Prof. Alexander Michaelis studied physics at the University of Düsseldorf where he earned his Ph-D and state doctorate (habil) in materials science. In 1995 he became faculty member at the University of North Carolina at Chapel Hill, USA. In 1996 he switched to Siemens AG working as senior process integration engineer in the field of microelectronics in East Fishkill, New York. In 2000, he started to work for the corporate research department of Bayer AG in Leverkusen and the Bayer subsidiary H.C. Starck GmbH heading the New Business Development department. Since 2004, Prof. Michaelis is president of Fraunhofer IKTS with more than 800 employees and a yearly budget of over 76 Mio €. Additionally, he is full professor for Ceramics at TU Dresden. He filed 42 patent families and published more than 400 papers in peer reviewed journals and books.
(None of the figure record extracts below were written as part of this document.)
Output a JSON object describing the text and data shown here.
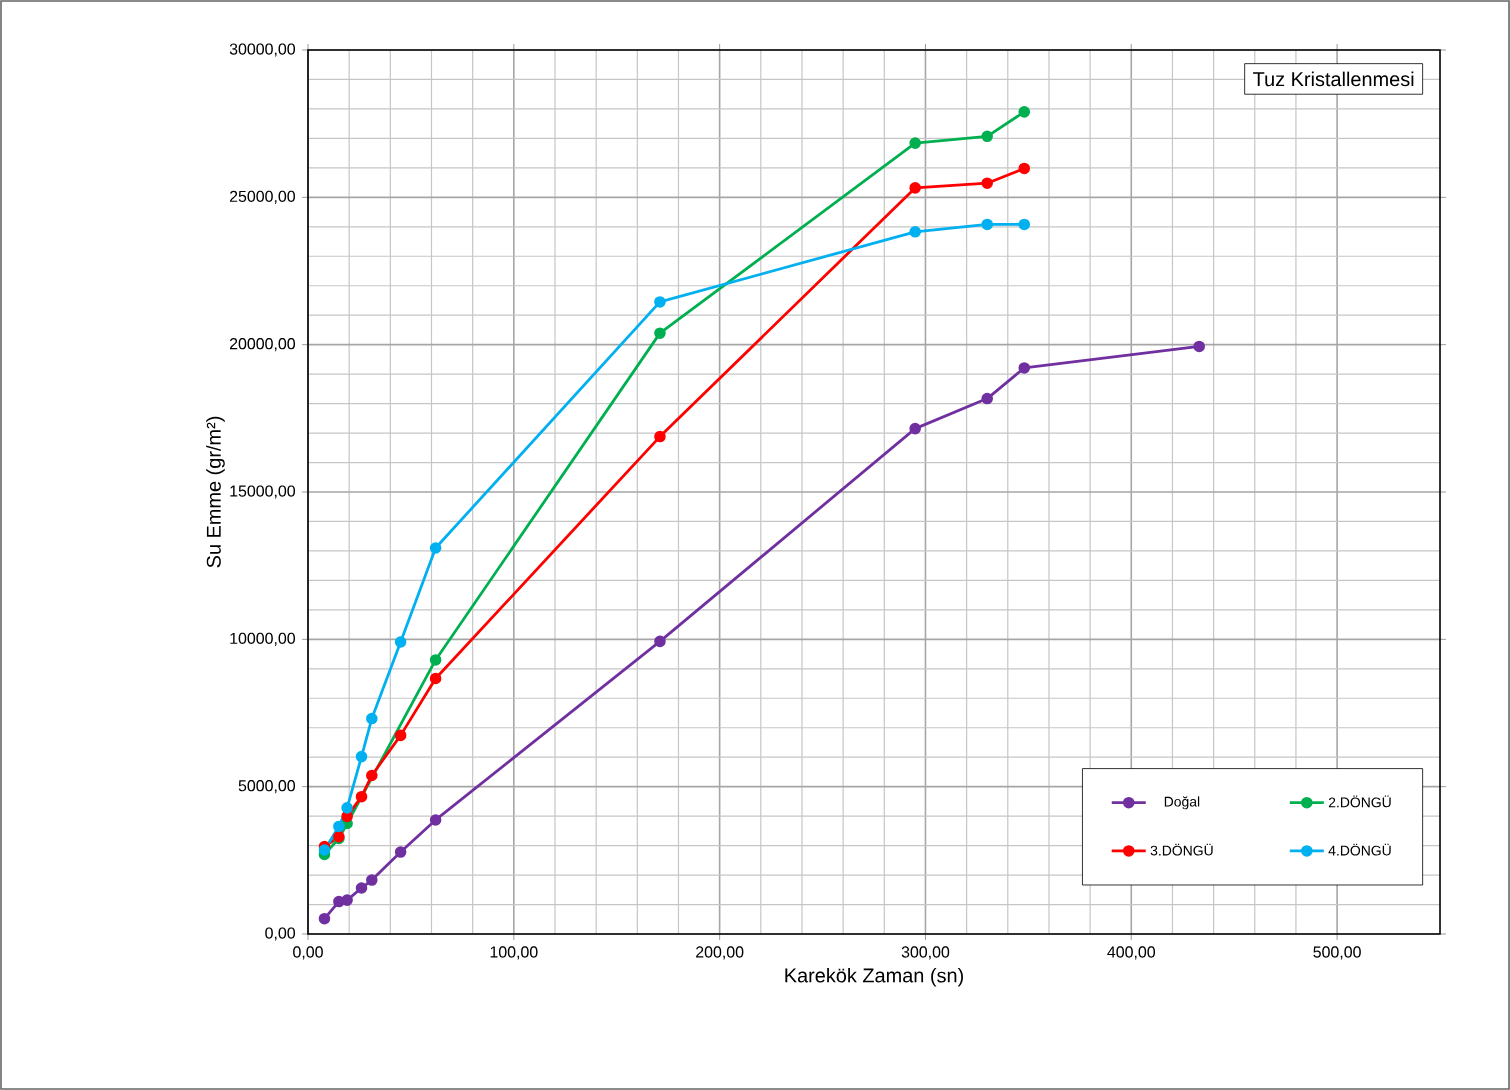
{
  "chart_data": {
    "type": "line",
    "title": "Tuz Kristallenmesi",
    "xlabel": "Karekök  Zaman (sn)",
    "ylabel": "Su  Emme (gr/m²)",
    "series": [
      {
        "name": "Doğal",
        "color": "#7030a0",
        "x": [
          8,
          15,
          19,
          26,
          31,
          45,
          62,
          171,
          295,
          330,
          348,
          433
        ],
        "values": [
          520,
          1100,
          1150,
          1560,
          1830,
          2780,
          3870,
          9930,
          17150,
          18170,
          19210,
          19940
        ]
      },
      {
        "name": "2.DÖNGÜ",
        "color": "#00b050",
        "x": [
          8,
          15,
          19,
          62,
          171,
          295,
          330,
          348
        ],
        "values": [
          2700,
          3240,
          3750,
          9300,
          20390,
          26840,
          27070,
          27900
        ]
      },
      {
        "name": "3.DÖNGÜ",
        "color": "#ff0000",
        "x": [
          8,
          15,
          19,
          26,
          31,
          45,
          62,
          171,
          295,
          330,
          348
        ],
        "values": [
          2970,
          3300,
          3990,
          4660,
          5380,
          6740,
          8670,
          16880,
          25320,
          25480,
          25980
        ]
      },
      {
        "name": "4.DÖNGÜ",
        "color": "#00b0f0",
        "x": [
          8,
          15,
          19,
          26,
          31,
          45,
          62,
          171,
          295,
          330,
          348
        ],
        "values": [
          2850,
          3650,
          4280,
          6020,
          7310,
          9910,
          13100,
          21450,
          23830,
          24080,
          24080
        ]
      }
    ],
    "xlim": [
      0,
      550
    ],
    "ylim": [
      0,
      30000
    ],
    "xticks": [
      {
        "value": 0,
        "label": "0,00"
      },
      {
        "value": 100,
        "label": "100,00"
      },
      {
        "value": 200,
        "label": "200,00"
      },
      {
        "value": 300,
        "label": "300,00"
      },
      {
        "value": 400,
        "label": "400,00"
      },
      {
        "value": 500,
        "label": "500,00"
      }
    ],
    "yticks": [
      {
        "value": 0,
        "label": "0,00"
      },
      {
        "value": 5000,
        "label": "5000,00"
      },
      {
        "value": 10000,
        "label": "10000,00"
      },
      {
        "value": 15000,
        "label": "15000,00"
      },
      {
        "value": 20000,
        "label": "20000,00"
      },
      {
        "value": 25000,
        "label": "25000,00"
      },
      {
        "value": 30000,
        "label": "30000,00"
      }
    ],
    "grid": true,
    "legend": "bottom right",
    "marker": "circle",
    "line_style": "solid"
  }
}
He received numerous awards. In 2009 he was elected as academician of “World Academy of Ceramics WAC”. In 2012 he received the ACerS Bridge Building Award for his contribution in the field of energy and environmental technology. In 2014 he received the Fraunhofer Medal for outstanding achievements in the field of applied materials research. In 2015 he got the LEE HSUN Award on Materials Science of the Chinese Academy of Science. In 2016 he became Fellow of the American Ceramic Society (ACerS) due to his long commitment and outstanding contributions to applied research and development of advanced ceramics. In 2017 he was appointed Fellow of the European Ceramic Society (ECerS) and received the “Medal of Leadership” of ACERS for his outstanding contribution for the Advancement of Ceramics Technology. In 2019, he was elected as President of the German Ceramic Society (DKG e.V.) and the FDKG (Research organization of DKG).
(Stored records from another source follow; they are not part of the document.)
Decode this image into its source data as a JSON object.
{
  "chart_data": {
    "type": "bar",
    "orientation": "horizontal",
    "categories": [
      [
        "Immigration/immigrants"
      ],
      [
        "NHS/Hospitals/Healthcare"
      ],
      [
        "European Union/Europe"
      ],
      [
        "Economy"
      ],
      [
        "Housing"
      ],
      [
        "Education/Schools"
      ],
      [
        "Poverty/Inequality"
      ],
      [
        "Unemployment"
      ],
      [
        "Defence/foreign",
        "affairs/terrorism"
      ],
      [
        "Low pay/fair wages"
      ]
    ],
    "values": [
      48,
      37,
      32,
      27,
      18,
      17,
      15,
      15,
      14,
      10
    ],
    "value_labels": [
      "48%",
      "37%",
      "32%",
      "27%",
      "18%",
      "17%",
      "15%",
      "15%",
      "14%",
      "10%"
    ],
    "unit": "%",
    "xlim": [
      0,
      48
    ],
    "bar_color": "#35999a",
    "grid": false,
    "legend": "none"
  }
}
Advanced Ceramics for stationary storage and CCU (carbon capture and utilization) Technology

Advanced ceramic materials offer enormous potential for innovations in the fields of energy conversion and storage as well as decarbonization. To cope with the fluctuation of renewable power (PV and wind) batteries (short term storage for arbitrage) and electrolysis (long term “seasonal storage) for green hydrogen production is needed. We present NaNiCl solid state batteries as a Li-free and safe technology for short term storage and latest results on SOE (solid oxide electrolysis) for green hydrogen production.
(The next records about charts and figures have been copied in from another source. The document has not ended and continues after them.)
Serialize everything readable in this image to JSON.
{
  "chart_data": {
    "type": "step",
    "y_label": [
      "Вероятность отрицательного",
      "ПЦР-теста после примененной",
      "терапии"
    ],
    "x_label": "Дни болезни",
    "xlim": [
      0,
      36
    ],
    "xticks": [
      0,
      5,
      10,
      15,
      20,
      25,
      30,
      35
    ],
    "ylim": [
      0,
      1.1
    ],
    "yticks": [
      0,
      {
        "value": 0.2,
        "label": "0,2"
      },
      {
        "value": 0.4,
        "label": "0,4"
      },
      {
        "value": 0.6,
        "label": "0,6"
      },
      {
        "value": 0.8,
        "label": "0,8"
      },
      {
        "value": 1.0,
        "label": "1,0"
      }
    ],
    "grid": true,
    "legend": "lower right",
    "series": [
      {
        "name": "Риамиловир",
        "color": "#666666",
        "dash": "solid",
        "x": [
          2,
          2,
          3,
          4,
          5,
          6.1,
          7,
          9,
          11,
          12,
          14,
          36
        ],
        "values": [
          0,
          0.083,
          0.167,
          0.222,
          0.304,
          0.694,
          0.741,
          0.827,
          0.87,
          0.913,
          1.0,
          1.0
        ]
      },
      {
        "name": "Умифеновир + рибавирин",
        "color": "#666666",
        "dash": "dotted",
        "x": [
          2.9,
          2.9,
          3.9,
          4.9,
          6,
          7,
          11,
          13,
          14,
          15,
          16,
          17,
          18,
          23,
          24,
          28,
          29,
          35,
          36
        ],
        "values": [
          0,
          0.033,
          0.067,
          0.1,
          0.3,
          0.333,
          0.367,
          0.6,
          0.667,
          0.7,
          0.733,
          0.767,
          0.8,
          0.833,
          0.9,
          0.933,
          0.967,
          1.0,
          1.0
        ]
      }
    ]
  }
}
Furthermore, SOE can be employed as a powerful technology for highly efficient CCU applications. For this, SOE is used in the co-electrolysis mode for the simultaneous production of H2 and CO, so called syngas. In the co-electrolysis mode, CO2 is actively removed from the environment and fed into the SOE system. By the Fischer Tropsch processes this syngas can be transferred to e-fuels (such as SAF: sustainable aviation fuel), higher alcohols, and even waxes. We present a fully integrated co-electrolysis Fischer Tropsch System combined with ceramic gas separation membranes for the extraction of CO2 from different sources such as exhaust gas from lime industry or biogas. We also present examples using SOE for combined CCU and CDA (carbon direct avoidance) applications in green steel production. Applying this technology, even allows to produce CO2 “negative” steel.